June 27 is PTSD Awareness Day. In the latest Brookings essay, National Book Award winner and U.S. Marine Corps veteran Phil Klay explains the challenge veterans face reintegrating into civilian life, including reconciling their actions done in combat when they return home. Similarly, in a 2015 address to Brookings, U.S. Senator John McCain (R-Ariz.) stated, “Our troops are doing everything we ask of them and we must ask ourselves, ‘Are we doing everything we can for them?’ and the answer I say with profound sadness is ‘we are not’.” One of the ways that Sen. McCain suggests the United States can improve care for its veterans is by expanding the treatment available for Post-Traumatic Stress Disorder (PTSD).
PTSD as defined by The Mayo Clinic is a mental health condition that’s triggered by either experiencing or witnessing a terrifying event. Symptoms of PTSD may include flashbacks, nightmares and severe anxiety, as well as uncontrollable thoughts about the event. The PTSD Foundation of America reports that one in three returning troops are diagnosed with serious PTSD symptoms. Veterans with PTSD are more likely to be depressed, drink heavily, use drugs, and have trouble working and maintaining relationships. According to the Group for Advancement of Psychiatry, veterans of the Vietnam War who suffered from PTSD face twice as much substance abuse, divorce, and homelessness as veterans who did not have PTSD.
How many people are affected?
The number of veterans with PTSD is disproportionately higher than the number of people suffering in the population as a whole. The PTSD Foundation of American notes that, while around 7-8 percent of all Americans are currently living with PTSD, almost 31 percent of veterans are affected. The difficult circumstances that many veterans were exposed to during their service make them more susceptible to PTSD. From 9/11 to 2012, the number of veterans diagnosed with PTSD rose to a peak of 21,017, according to a Stateline report. Since then, the number has decreased to 16,012 in 2014 (the last year for which data are available). The likelihood of having PTSD is highly linked to the position or place a veteran served in. The PTSD Foundation of America estimates 30 percent of Vietnam veterans have had PTSD over the course of their lifetimes. That’s significantly more than their estimates for those who served in Operation Desert Storm in Kuwait (12 percent), Operation Iraqi Freedom (11 percent), and Operation Enduring Freedom in Afghanistan (20 percent).
Suicide: More of a problem for veterans than civilians?

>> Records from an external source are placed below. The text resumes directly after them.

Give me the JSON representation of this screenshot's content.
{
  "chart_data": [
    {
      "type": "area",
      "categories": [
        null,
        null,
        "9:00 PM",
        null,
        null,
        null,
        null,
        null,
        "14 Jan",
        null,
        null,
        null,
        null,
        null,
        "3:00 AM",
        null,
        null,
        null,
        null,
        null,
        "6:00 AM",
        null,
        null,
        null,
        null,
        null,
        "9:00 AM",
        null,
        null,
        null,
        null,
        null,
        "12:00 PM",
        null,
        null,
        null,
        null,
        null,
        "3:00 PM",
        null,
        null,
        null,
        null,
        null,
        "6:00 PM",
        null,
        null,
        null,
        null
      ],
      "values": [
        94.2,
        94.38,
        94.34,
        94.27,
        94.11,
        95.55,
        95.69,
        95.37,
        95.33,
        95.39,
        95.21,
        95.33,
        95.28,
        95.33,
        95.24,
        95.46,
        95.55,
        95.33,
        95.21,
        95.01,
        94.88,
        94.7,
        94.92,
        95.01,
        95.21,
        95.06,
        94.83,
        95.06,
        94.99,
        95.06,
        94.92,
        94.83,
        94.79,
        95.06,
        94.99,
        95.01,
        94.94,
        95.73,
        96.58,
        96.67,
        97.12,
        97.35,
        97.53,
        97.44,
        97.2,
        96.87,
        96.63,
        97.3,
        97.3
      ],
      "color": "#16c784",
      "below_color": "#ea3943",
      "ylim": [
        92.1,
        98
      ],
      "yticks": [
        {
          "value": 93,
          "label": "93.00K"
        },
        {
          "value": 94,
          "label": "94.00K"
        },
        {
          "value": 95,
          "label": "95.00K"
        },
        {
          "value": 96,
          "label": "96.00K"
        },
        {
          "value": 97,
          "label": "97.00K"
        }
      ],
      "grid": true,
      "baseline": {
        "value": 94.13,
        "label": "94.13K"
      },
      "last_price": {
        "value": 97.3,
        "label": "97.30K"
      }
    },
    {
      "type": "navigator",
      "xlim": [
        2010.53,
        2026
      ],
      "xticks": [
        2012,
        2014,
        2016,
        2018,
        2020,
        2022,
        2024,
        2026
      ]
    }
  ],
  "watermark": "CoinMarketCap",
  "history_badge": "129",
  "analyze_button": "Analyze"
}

Suicide is the 10th leading cause of death in the U.S. The U.S. Veterans Administration has studied the suicide rate among veterans, concluding that those who served during the Iraq and Afghanistan wars between 2001-2007, in both deployed and non-deployed statuses, “had a significantly higher suicide risk compared to the U.S. general population.” One of these veterans is Clay Hunt, mentioned in Phil Klay’s essay. Clay was a Marine Corps veteran who, after returning his home, as Klay describes, “provided relief efforts with the veteran-led disaster response organization Team Rubicon in the wake of earthquakes in Chile and Haiti, raised money for wounded veterans, and helped lobby Congress for veterans’ benefits.” And yet, as Klay writes, Hunt “was never able to get the help he himself needed” after being diagnosed with PTSD, and took his own life in March 2011.